SETELAH ramai isu akan pindah ke Federasi Sepak Bola Asia Timur (EAFF), PSSI akhirnya tetap bertahan di AFF. Sekretaris Jenderal (Sekjen) PSSI, Yunus Nusi, mengungkapkan alasan PSSI tetap berada di Asean Football Federation (AFF).
Sebagaimana diketahui, suporter Indonesia mendesak PSSI untuk meninggalkan AFF agar bergabung dengan EAFF. Hal tersebut menyusul dugaan kecurangan dalam laga terakhir penyisihan grup Piala AFF U-19 antara Vietnam dan Thailand, sehingga membuat Timnas Indonesia U-19 gagal lolos ke semifinal.
PSSI pun meminta AFF untuk melakukan investigasi dugaan kecurangan yang dilakukan oleh Thailand dan Vietnam. Namun, setelah dilakukan investigasi, AFF memutuskan tidak adanya kecurangan yang dilakukan oleh kedua negara tersebut.
Namun, Yunus Nusi mengatakan PSSI tetap berada di bawah naungan AFF. Menurutnya, langkah yang diambil oleh PSSI untuk menghormati federasi sepak bola dunia lainnya.
“PSSI tetap berada di naungan AFF. Sudah sewajarnya jika anggota ASEAN itu solid di semua bidang termasuk olahraga,” kata Yunus dilansir dari laman resmi PSSI, Rabu (10/8/2022).
Yunus Nusi menjelaskan PSSI sudah mempertimbangkan baik dan buruk untuk tetap berada di AFF, karena ingin membuat suporter bisa menyaksikan laga timnas Indonesia. Ia menjelaskan AFF memiliki jadwal yang padat dan membuat para suporter bisa terus menyaksikan laga Timnas Indonesia.

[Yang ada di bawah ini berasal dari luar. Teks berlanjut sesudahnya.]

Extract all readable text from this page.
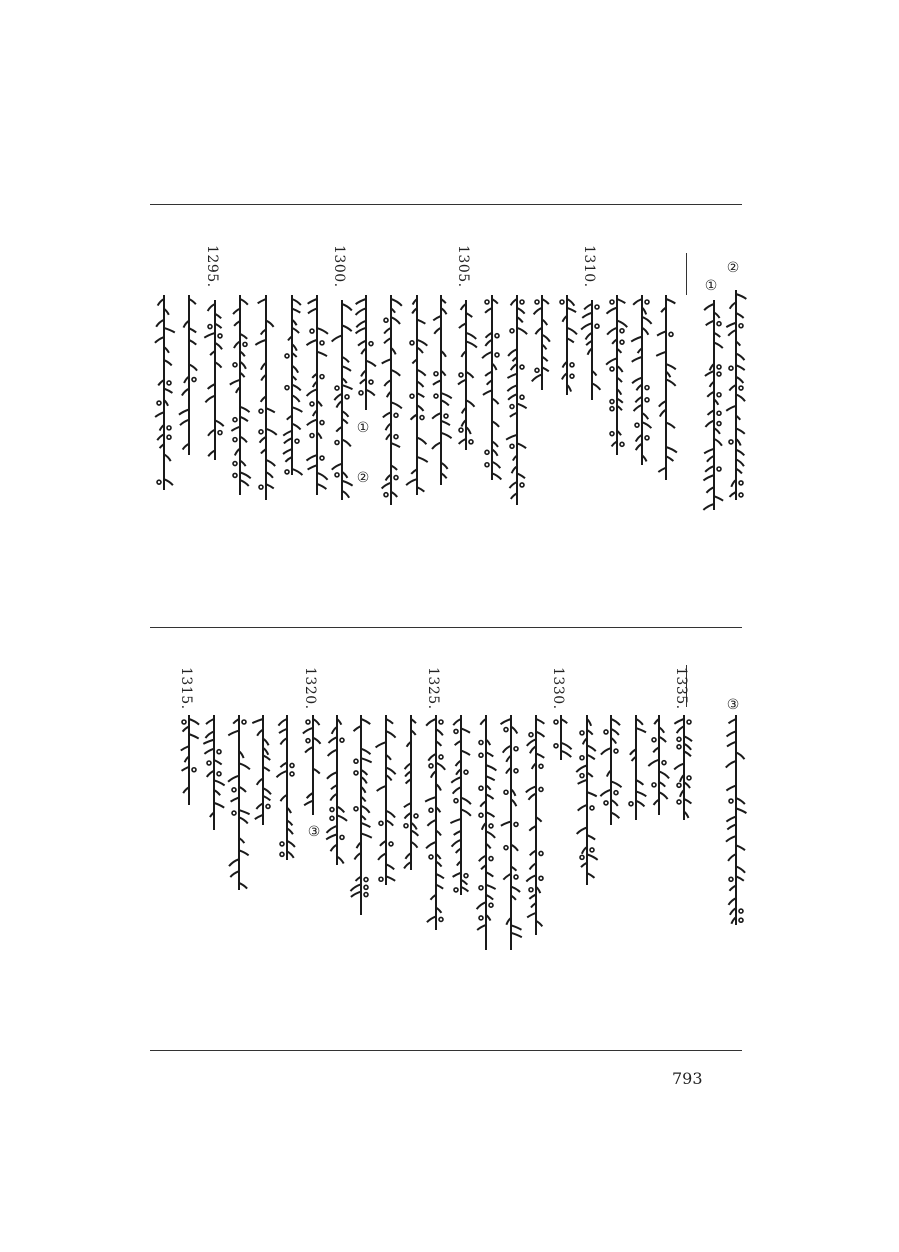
①
②
1310.
1305.
1300.
1295.
①
②
③
1335.
1330.
1325.
1320.
1315.
③
793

“Kalau PSSI keluar dari AFF, lalu apa yang akan ditonton oleh publik. Menunggu event AFC? Belum tentu sepadat di AFF. Lagipula, AFF juga menjadi ajang uji coba kita menuju laga AFC," jelasnya.
Sementara itu, Yunus menjelaskan PSSI sudah menerima hasil investigasi yang dilakukan oleh AFF. Ia mengatakan fokus PSSI saat ini adalah memajukan prestasi timnas Indonesia untuk lebih baik lagi.
“Soal PSSI yang mempertanyakan laga antara Vietnam dan Thailand U-19 sudah dijawab AFF. Kami semua menerimanya dengan lapang dada. Jika memang tidak ditemukan kecurangan saat laga antara Thailand dan Filipina, kami juga menghargai keputusan AFF," ucapnya.
"Kita berterima kasih. Kita menghormati putusan itu. Fokus kita saat ini adalah memajukan sepakbola sehingga tim nasional bisa berprestasi," pungkasnya.